Pops packs a handful of lines with philosophy, history, biblical allusions, rage, resentment, and resolve. In one verse, he references the 1955 murder of fourteen-year-old Emmett Till, who was beaten, shot, and thrown in the Tallahatchie River in Mississippi after flirting with a white woman. Till’s body was returned to Chicago, and his funeral was held at Roberts Temple Church of God, only a few blocks from the Staples’ apartment at the time. Till’s casket was left open at the family’s request, and photos of his badly disfigured face shocked the nation. “Found dead people in the forest, Tallahatchie River and lakes,” Mavis sings. “The whole wide world is wonderin’ what’s wrong with the United States.”

In “What You Gonna Do,” with its spooky riff and Judgment Day paranoia, the Staples warn their people’s oppressors: In the end, there will be no place for anyone to hide from his misdeeds. It flows into a staggering version of Thomas Dorsey’s “Take My Hand, Precious Lord,” a gospel landmark that had previously been recorded by Mavis’s idol, Mahalia Jackson, and her friend Aretha Franklin. Mavis’s wrenching performance is underlined by Duncan’s sensitive, almost orchestral drumming. He makes his trap kit rumble, as if the heavens are answering Mavis when she sings, “O Jesus, lead me on.”

“Help Me, Jesus” throws Pops into a reverie about growing up in Mississippi and the revival meetings at the ramshackle wooden church near his home. “Some of those sisters began to moan . . . and I saw my soul has got that moan. He keep on praying, and she keep on moaning . . . My soul has got to moooooan.” The performance escalates into a frenzy of double-time clapping, Upchurch’s bass rising and then receding in the mix, the music going on and on as the audience audibly comes unhinged.

“We Shall Overcome,” by now the theme song of the civil rights movement, doesn’t move quite like the songs that came before. It’s drained of surprise, but it doesn’t matter. Everybody in the church recognizes the song’s import, and they’re shouting the words. One member of the congregation simply screams “Yeah!” over and over again. The song may be almost a cliché by now, but to the congregation it has become something much bigger than a song. It’s a symbol.
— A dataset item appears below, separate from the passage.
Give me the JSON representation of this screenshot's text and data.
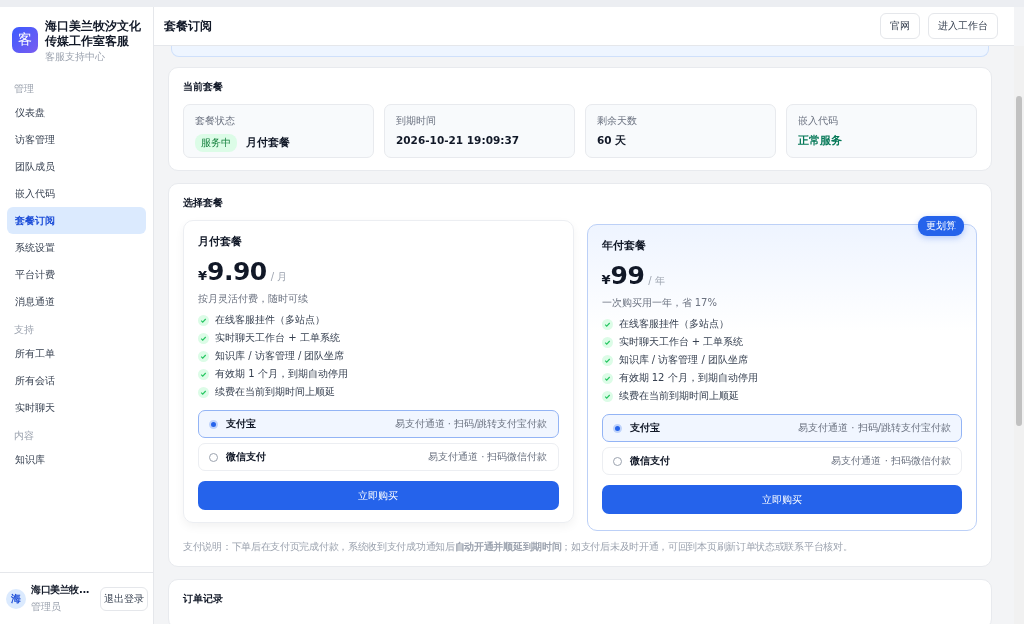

Things briefly wind down after an ebullient “When the Saints Go Marching In,” with Pervis doing another dramatic reading of yet another Hank Williams country tearjerker, “The Funeral.” Then it’s back for the one-two-three punch of “Build on That Shore,” “Tell Heaven,” and “He’s All Right,” on which Mavis improvises in classic gospel fashion—“worrying” lines and stretching words, breaking into wordless exultations—while Pops, Upchurch, and Duncan fire away like a blues power trio. “Play it, boy!” somebody screams as Upchurch briefly takes the wheel, his bass hammering out a lead like gospel’s answer to Motown’s James Jamerson.

In the New Nazareth Church concert, Pops connects the themes of gospel music and the civil rights movement more explicitly than ever before. It presents him not just as a musical innovator, but as a philosopher, preacher, and visionary, a melding of black church music and black popular music for a common cause. Church music was no longer just about making it through this world to get to the next one; it was also about living right now in the streets all African Americans shared.

“We got a better home, children,” Pops says at one point. “And in that land over there, we have friends and loved ones. . . . I have a mother and father. They’re waiting and watching for me. I don’t know when the Lord is gonna call . . . I want to make heaven my own, but I want to enjoy myself a little down here, too.”

And finally, he makes explicit what his own life might be about: “I just want to leave a record so that someone might follow in my footsteps.”